Mail Buoy: May 14
How much of the carbon (brought in by phytoplankton) do the fish eat? How do you (researchers) keep track of the poop? How do you sample/ know how much there is?
-Yusef B.H.M., Clarke Middle School
Great questions! Relatively speaking, there isn’t much carbon getting to the fish. With every step up the food chain, carbon is lost. Only a small percentage gets to fish, but there’s an incredible amount of plankton to begin with that supports all of the fish.
To get more specific, fish that eat zooplankton are step three of the food web. Roughly 10% of phytoplankton becomes zooplankton biomass. Then 10% of that goes to fish that eat zooplankton. So, about 1% of phytoplankton biomass becomes fish biomass.
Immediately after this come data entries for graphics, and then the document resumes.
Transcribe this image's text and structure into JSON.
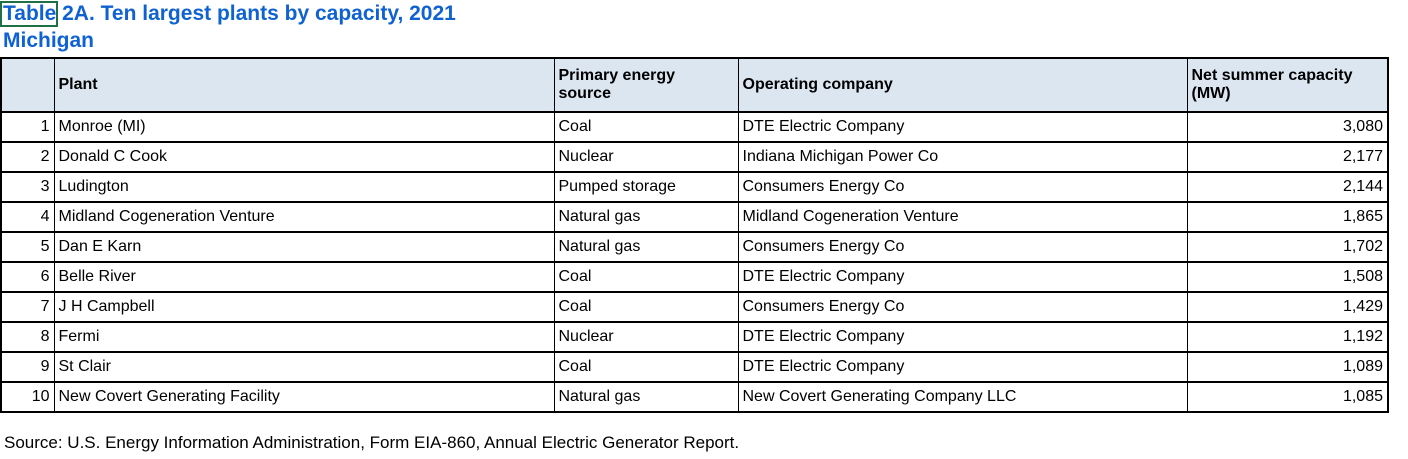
{
  "title": "Table 2A. Ten largest plants by capacity, 2021",
  "subtitle": "Michigan",
  "table": {
    "headers": {
      "rank": "",
      "plant": "Plant",
      "source": "Primary energy source",
      "company": "Operating company",
      "capacity": "Net summer capacity (MW)"
    },
    "rows": [
      {
        "rank": "1",
        "plant": "Monroe (MI)",
        "source": "Coal",
        "company": "DTE Electric Company",
        "capacity": "3,080"
      },
      {
        "rank": "2",
        "plant": "Donald C Cook",
        "source": "Nuclear",
        "company": "Indiana Michigan Power Co",
        "capacity": "2,177"
      },
      {
        "rank": "3",
        "plant": "Ludington",
        "source": "Pumped storage",
        "company": "Consumers Energy Co",
        "capacity": "2,144"
      },
      {
        "rank": "4",
        "plant": "Midland Cogeneration Venture",
        "source": "Natural gas",
        "company": "Midland Cogeneration Venture",
        "capacity": "1,865"
      },
      {
        "rank": "5",
        "plant": "Dan E Karn",
        "source": "Natural gas",
        "company": "Consumers Energy Co",
        "capacity": "1,702"
      },
      {
        "rank": "6",
        "plant": "Belle River",
        "source": "Coal",
        "company": "DTE Electric Company",
        "capacity": "1,508"
      },
      {
        "rank": "7",
        "plant": "J H Campbell",
        "source": "Coal",
        "company": "Consumers Energy Co",
        "capacity": "1,429"
      },
      {
        "rank": "8",
        "plant": "Fermi",
        "source": "Nuclear",
        "company": "DTE Electric Company",
        "capacity": "1,192"
      },
      {
        "rank": "9",
        "plant": "St Clair",
        "source": "Coal",
        "company": "DTE Electric Company",
        "capacity": "1,089"
      },
      {
        "rank": "10",
        "plant": "New Covert Generating Facility",
        "source": "Natural gas",
        "company": "New Covert Generating Company LLC",
        "capacity": "1,085"
      }
    ]
  },
  "source_note": "Source: U.S. Energy Information Administration, Form EIA-860, Annual Electric Generator Report.",
  "colors": {
    "title_blue": "#0f62d2",
    "header_fill": "#dce6f1",
    "border_black": "#000000",
    "selection_green": "#1e7145",
    "background": "#ffffff"
  }
}
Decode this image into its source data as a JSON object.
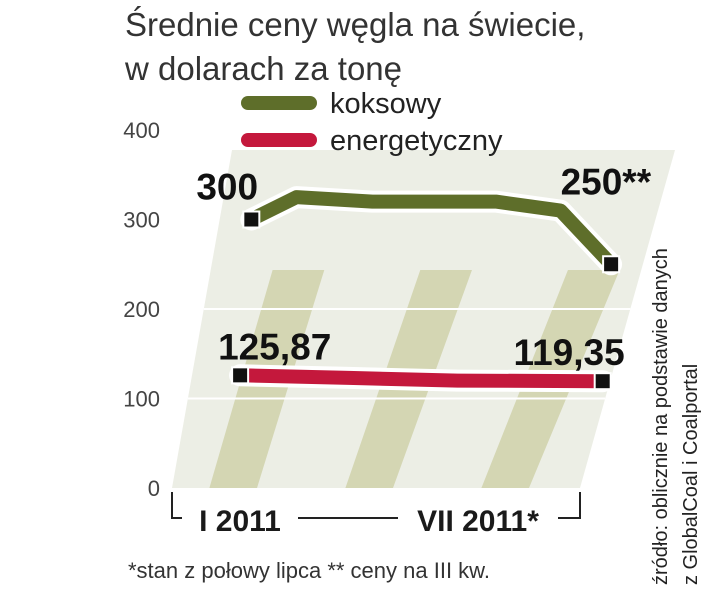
{
  "title_line1": "Średnie ceny węgla na świecie,",
  "title_line2": "w dolarach za tonę",
  "legend": [
    {
      "label": "koksowy",
      "color": "#5e6e2a"
    },
    {
      "label": "energetyczny",
      "color": "#c4183c"
    }
  ],
  "footnote": "*stan z połowy lipca  ** ceny na III kw.",
  "source": [
    "źródło: oblicznie na podstawie danych",
    "z GlobalCoal i Coalportal"
  ],
  "chart_data": {
    "type": "line",
    "x_labels": [
      "I 2011",
      "VII 2011*"
    ],
    "ylim": [
      0,
      400
    ],
    "yticks": [
      0,
      100,
      200,
      300,
      400
    ],
    "series": [
      {
        "name": "koksowy",
        "color": "#5e6e2a",
        "x": [
          0,
          0.12,
          0.33,
          0.67,
          0.85,
          1
        ],
        "y": [
          300,
          325,
          320,
          320,
          310,
          250
        ],
        "start_label": "300",
        "end_label": "250**"
      },
      {
        "name": "energetyczny",
        "color": "#c4183c",
        "x": [
          0,
          0.3,
          0.6,
          1
        ],
        "y": [
          125.87,
          123,
          120,
          119.35
        ],
        "start_label": "125,87",
        "end_label": "119,35"
      }
    ]
  }
}
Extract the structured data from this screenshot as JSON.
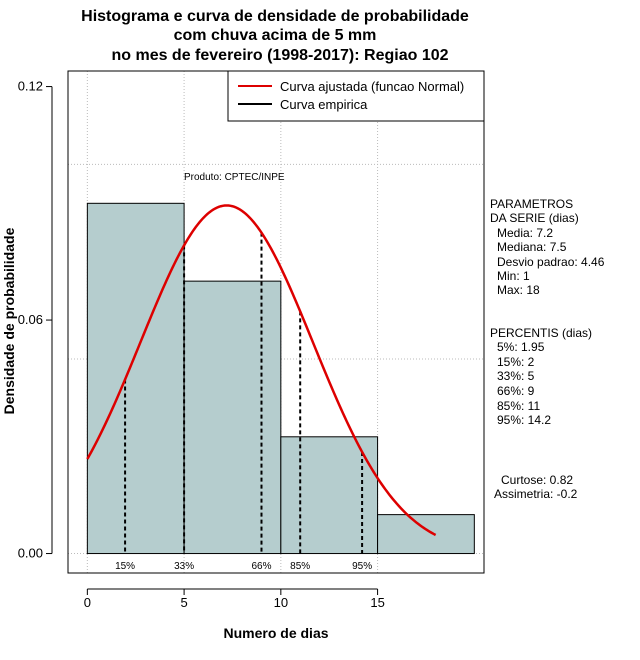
{
  "chart_data": {
    "type": "bar",
    "title_lines": [
      "Histograma e curva de densidade de probabilidade",
      "com chuva acima de 5 mm",
      "no mes de fevereiro (1998-2017): Regiao 102"
    ],
    "xlabel": "Numero de dias",
    "ylabel": "Densidade de probabilidade",
    "xlim": [
      -1,
      20.5
    ],
    "ylim": [
      -0.005,
      0.124
    ],
    "x_ticks": [
      0,
      5,
      10,
      15
    ],
    "x_tick_labels": [
      "0",
      "5",
      "10",
      "15"
    ],
    "y_ticks": [
      0.0,
      0.06,
      0.12
    ],
    "y_tick_labels": [
      "0.00",
      "0.06",
      "0.12"
    ],
    "grid": true,
    "grid_x": [
      0,
      5,
      10,
      15
    ],
    "grid_y": [
      0.0,
      0.05,
      0.1
    ],
    "bins": [
      {
        "start": 0,
        "end": 5,
        "value": 0.09
      },
      {
        "start": 5,
        "end": 10,
        "value": 0.07
      },
      {
        "start": 10,
        "end": 15,
        "value": 0.03
      },
      {
        "start": 15,
        "end": 20,
        "value": 0.01
      }
    ],
    "bar_color": "#b5cdce",
    "normal_curve": {
      "name": "Curva ajustada (funcao Normal)",
      "mean": 7.2,
      "sd": 4.46,
      "x_from": 0,
      "x_to": 18,
      "color": "#dd0000"
    },
    "empirical_name": "Curva empirica",
    "percentiles": [
      {
        "x": 1.95,
        "label": "15%"
      },
      {
        "x": 5,
        "label": "33%"
      },
      {
        "x": 9,
        "label": "66%"
      },
      {
        "x": 11,
        "label": "85%"
      },
      {
        "x": 14.2,
        "label": "95%"
      }
    ],
    "annotation": "Produto: CPTEC/INPE",
    "legend_position": "top-right"
  },
  "side_panel": {
    "params_title_1": "PARAMETROS",
    "params_title_2": "DA SERIE (dias)",
    "params": [
      "Media: 7.2",
      "Mediana: 7.5",
      "Desvio padrao: 4.46",
      "Min: 1",
      "Max: 18"
    ],
    "percentis_title": "PERCENTIS (dias)",
    "percentis": [
      "5%: 1.95",
      "15%: 2",
      "33%: 5",
      "66%: 9",
      "85%: 11",
      "95%: 14.2"
    ],
    "curtose": "Curtose: 0.82",
    "assimetria": "Assimetria: -0.2"
  }
}
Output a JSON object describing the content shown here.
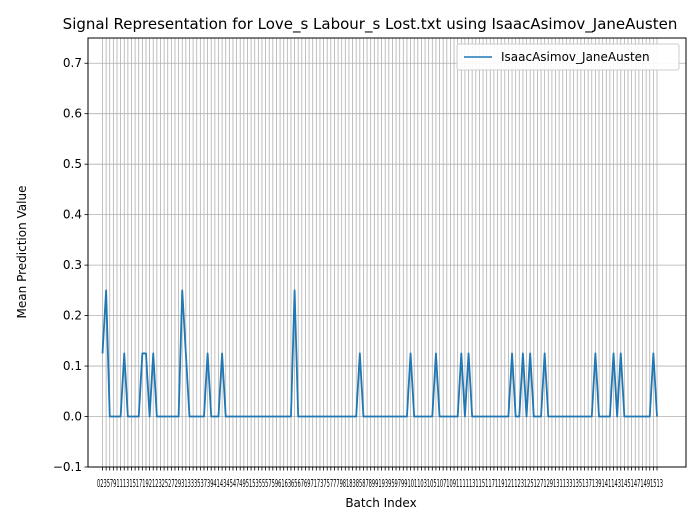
{
  "chart_data": {
    "type": "line",
    "title": "Signal Representation for Love_s Labour_s Lost.txt using IsaacAsimov_JaneAusten",
    "xlabel": "Batch Index",
    "ylabel": "Mean Prediction Value",
    "ylim": [
      -0.1,
      0.75
    ],
    "yticks": [
      -0.1,
      0.0,
      0.1,
      0.2,
      0.3,
      0.4,
      0.5,
      0.6,
      0.7
    ],
    "ytick_labels": [
      "−0.1",
      "0.0",
      "0.1",
      "0.2",
      "0.3",
      "0.4",
      "0.5",
      "0.6",
      "0.7"
    ],
    "xlim": [
      -4,
      161
    ],
    "x_range": [
      0,
      153
    ],
    "grid": true,
    "legend": "upper right",
    "colors": {
      "series": "#1f77b4",
      "grid": "#b0b0b0"
    },
    "series": [
      {
        "name": "IsaacAsimov_JaneAusten",
        "x": [
          0,
          1,
          2,
          3,
          4,
          5,
          6,
          7,
          8,
          9,
          10,
          11,
          12,
          13,
          14,
          15,
          16,
          17,
          18,
          19,
          20,
          21,
          22,
          23,
          24,
          25,
          26,
          27,
          28,
          29,
          30,
          31,
          32,
          33,
          34,
          35,
          36,
          37,
          38,
          39,
          40,
          41,
          42,
          43,
          44,
          45,
          46,
          47,
          48,
          49,
          50,
          51,
          52,
          53,
          54,
          55,
          56,
          57,
          58,
          59,
          60,
          61,
          62,
          63,
          64,
          65,
          66,
          67,
          68,
          69,
          70,
          71,
          72,
          73,
          74,
          75,
          76,
          77,
          78,
          79,
          80,
          81,
          82,
          83,
          84,
          85,
          86,
          87,
          88,
          89,
          90,
          91,
          92,
          93,
          94,
          95,
          96,
          97,
          98,
          99,
          100,
          101,
          102,
          103,
          104,
          105,
          106,
          107,
          108,
          109,
          110,
          111,
          112,
          113,
          114,
          115,
          116,
          117,
          118,
          119,
          120,
          121,
          122,
          123,
          124,
          125,
          126,
          127,
          128,
          129,
          130,
          131,
          132,
          133,
          134,
          135,
          136,
          137,
          138,
          139,
          140,
          141,
          142,
          143,
          144,
          145,
          146,
          147,
          148,
          149,
          150,
          151,
          152,
          153
        ],
        "y": [
          0.125,
          0.25,
          0,
          0,
          0,
          0,
          0.125,
          0,
          0,
          0,
          0,
          0.125,
          0.125,
          0,
          0.125,
          0,
          0,
          0,
          0,
          0,
          0,
          0,
          0.25,
          0.125,
          0,
          0,
          0,
          0,
          0,
          0.125,
          0,
          0,
          0,
          0.125,
          0,
          0,
          0,
          0,
          0,
          0,
          0,
          0,
          0,
          0,
          0,
          0,
          0,
          0,
          0,
          0,
          0,
          0,
          0,
          0.25,
          0,
          0,
          0,
          0,
          0,
          0,
          0,
          0,
          0,
          0,
          0,
          0,
          0,
          0,
          0,
          0,
          0,
          0.125,
          0,
          0,
          0,
          0,
          0,
          0,
          0,
          0,
          0,
          0,
          0,
          0,
          0,
          0.125,
          0,
          0,
          0,
          0,
          0,
          0,
          0.125,
          0,
          0,
          0,
          0,
          0,
          0,
          0.125,
          0,
          0.125,
          0,
          0,
          0,
          0,
          0,
          0,
          0,
          0,
          0,
          0,
          0,
          0.125,
          0,
          0,
          0.125,
          0,
          0.125,
          0,
          0,
          0,
          0.125,
          0,
          0,
          0,
          0,
          0,
          0,
          0,
          0,
          0,
          0,
          0,
          0,
          0,
          0.125,
          0,
          0,
          0,
          0,
          0.125,
          0,
          0.125,
          0,
          0,
          0,
          0,
          0,
          0,
          0,
          0,
          0.125,
          0
        ]
      }
    ],
    "xtick_labels_visible": "0235791113151719212325272931333537394143454749515355575961636567697173757779818385878991939597991011031051071091111131151171191211231251271291311331351371391411431451471491513"
  }
}
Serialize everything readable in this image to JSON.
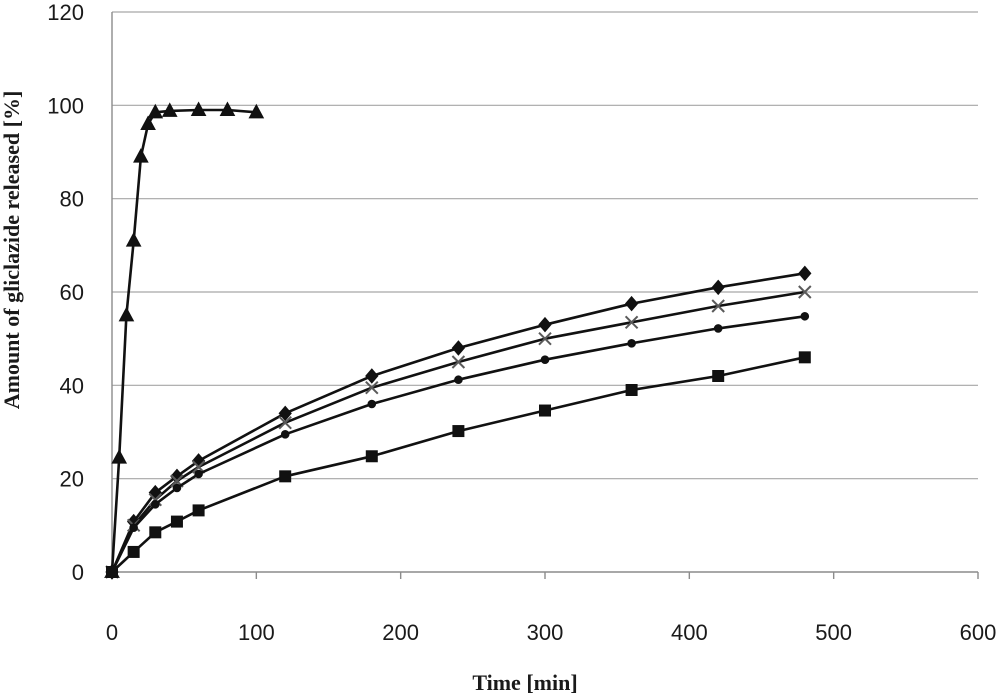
{
  "chart_data": {
    "type": "line",
    "title": "",
    "xlabel": "Time [min]",
    "ylabel": "Amount of gliclazide released [%]",
    "xlim": [
      0,
      600
    ],
    "ylim": [
      0,
      120
    ],
    "x_ticks": [
      0,
      100,
      200,
      300,
      400,
      500,
      600
    ],
    "y_ticks": [
      0,
      20,
      40,
      60,
      80,
      100,
      120
    ],
    "grid": "horizontal",
    "legend": "none",
    "series": [
      {
        "marker": "triangle",
        "x": [
          0,
          5,
          10,
          15,
          20,
          25,
          30,
          40,
          60,
          80,
          100
        ],
        "y": [
          0,
          24.5,
          55,
          71,
          89,
          96,
          98.5,
          98.8,
          99,
          99,
          98.5
        ]
      },
      {
        "marker": "diamond",
        "x": [
          0,
          15,
          30,
          45,
          60,
          120,
          180,
          240,
          300,
          360,
          420,
          480
        ],
        "y": [
          0,
          10.8,
          17,
          20.5,
          23.8,
          34,
          42,
          48,
          53,
          57.5,
          61,
          64
        ]
      },
      {
        "marker": "x",
        "x": [
          0,
          15,
          30,
          45,
          60,
          120,
          180,
          240,
          300,
          360,
          420,
          480
        ],
        "y": [
          0,
          10,
          15.5,
          19.5,
          22.5,
          32,
          39.5,
          45,
          50,
          53.5,
          57,
          60
        ]
      },
      {
        "marker": "circle",
        "x": [
          0,
          15,
          30,
          45,
          60,
          120,
          180,
          240,
          300,
          360,
          420,
          480
        ],
        "y": [
          0,
          9.5,
          14.5,
          18,
          21,
          29.5,
          36,
          41.2,
          45.5,
          49,
          52.2,
          54.8
        ]
      },
      {
        "marker": "square",
        "x": [
          0,
          15,
          30,
          45,
          60,
          120,
          180,
          240,
          300,
          360,
          420,
          480
        ],
        "y": [
          0,
          4.3,
          8.5,
          10.8,
          13.2,
          20.5,
          24.8,
          30.2,
          34.6,
          39,
          42,
          46
        ]
      }
    ]
  }
}
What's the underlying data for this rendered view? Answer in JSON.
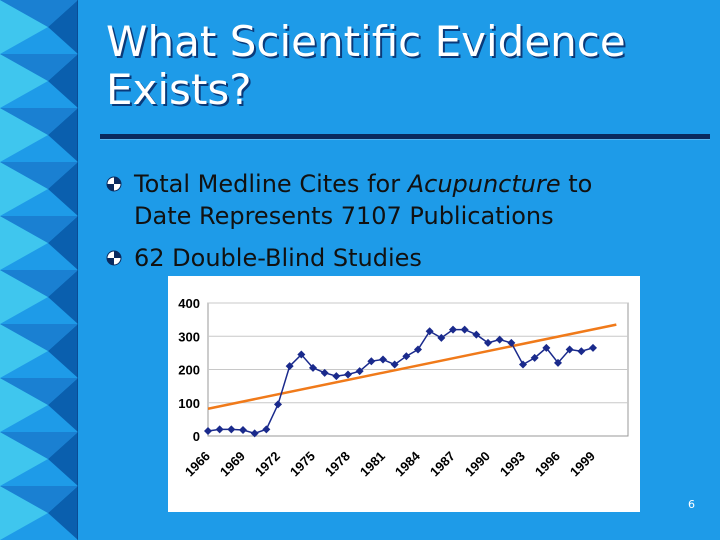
{
  "slide": {
    "title_line1": "What Scientific Evidence",
    "title_line2": "Exists?",
    "bullets": [
      {
        "line1_before": "Total Medline Cites for ",
        "line1_italic": "Acupuncture",
        "line1_after": " to",
        "line2": "Date Represents 7107 Publications"
      },
      {
        "line1": "62 Double-Blind Studies"
      }
    ],
    "slide_number": "6",
    "bullet_icon": "checker-ball-icon"
  },
  "chart_data": {
    "type": "line",
    "x": [
      1966,
      1967,
      1968,
      1969,
      1970,
      1971,
      1972,
      1973,
      1974,
      1975,
      1976,
      1977,
      1978,
      1979,
      1980,
      1981,
      1982,
      1983,
      1984,
      1985,
      1986,
      1987,
      1988,
      1989,
      1990,
      1991,
      1992,
      1993,
      1994,
      1995,
      1996,
      1997,
      1998,
      1999,
      2000,
      2001,
      2002
    ],
    "x_tick_labels": [
      "1966",
      "1969",
      "1972",
      "1975",
      "1978",
      "1981",
      "1984",
      "1987",
      "1990",
      "1993",
      "1996",
      "1999"
    ],
    "ylim": [
      0,
      400
    ],
    "y_ticks": [
      0,
      100,
      200,
      300,
      400
    ],
    "series": [
      {
        "kind": "data",
        "marker": "diamond",
        "color": "#1a2a8c",
        "values": [
          15,
          20,
          20,
          18,
          8,
          20,
          95,
          210,
          245,
          205,
          190,
          180,
          185,
          195,
          225,
          230,
          215,
          240,
          260,
          315,
          295,
          320,
          320,
          305,
          280,
          290,
          280,
          215,
          235,
          265,
          220,
          260,
          255,
          265,
          null,
          null,
          null
        ]
      },
      {
        "kind": "trend",
        "color": "#f07a1a",
        "start": [
          1966,
          82
        ],
        "end": [
          2001,
          335
        ]
      }
    ],
    "grid": true,
    "legend": "none"
  }
}
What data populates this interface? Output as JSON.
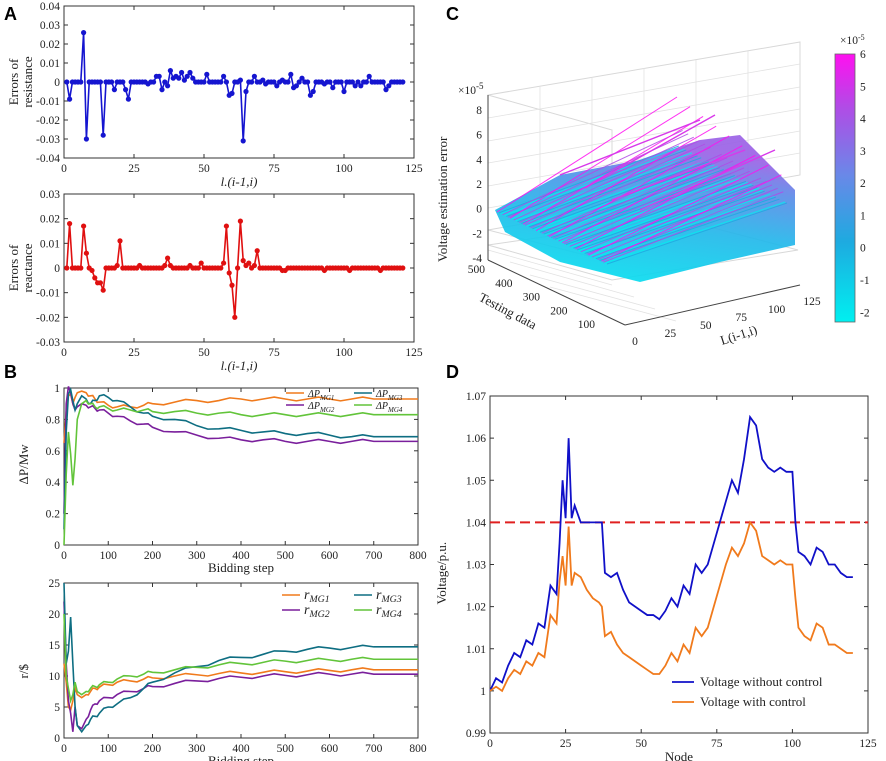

Scientists use sediment traps to catch poop that’s raining down in the water as marine snow. A sediment trap is essentially a cylinder under water that works like a rain gauge on land.
-Helena, Joel and Ken
What kind of fish are you researching?
-Wyatt S., Tremont Middle School
Whatever we catch! The mesopelagic is still unexplored for the most part. The most common fish we catch are bristlemouths. (They're estimated in the quadrillions, yes with a "q"!)
The twilight zone is home to more fish than the rest of the ocean combined. Most of these fish—and other organisms that live in the zone—are tiny, measuring just a few inches long or less.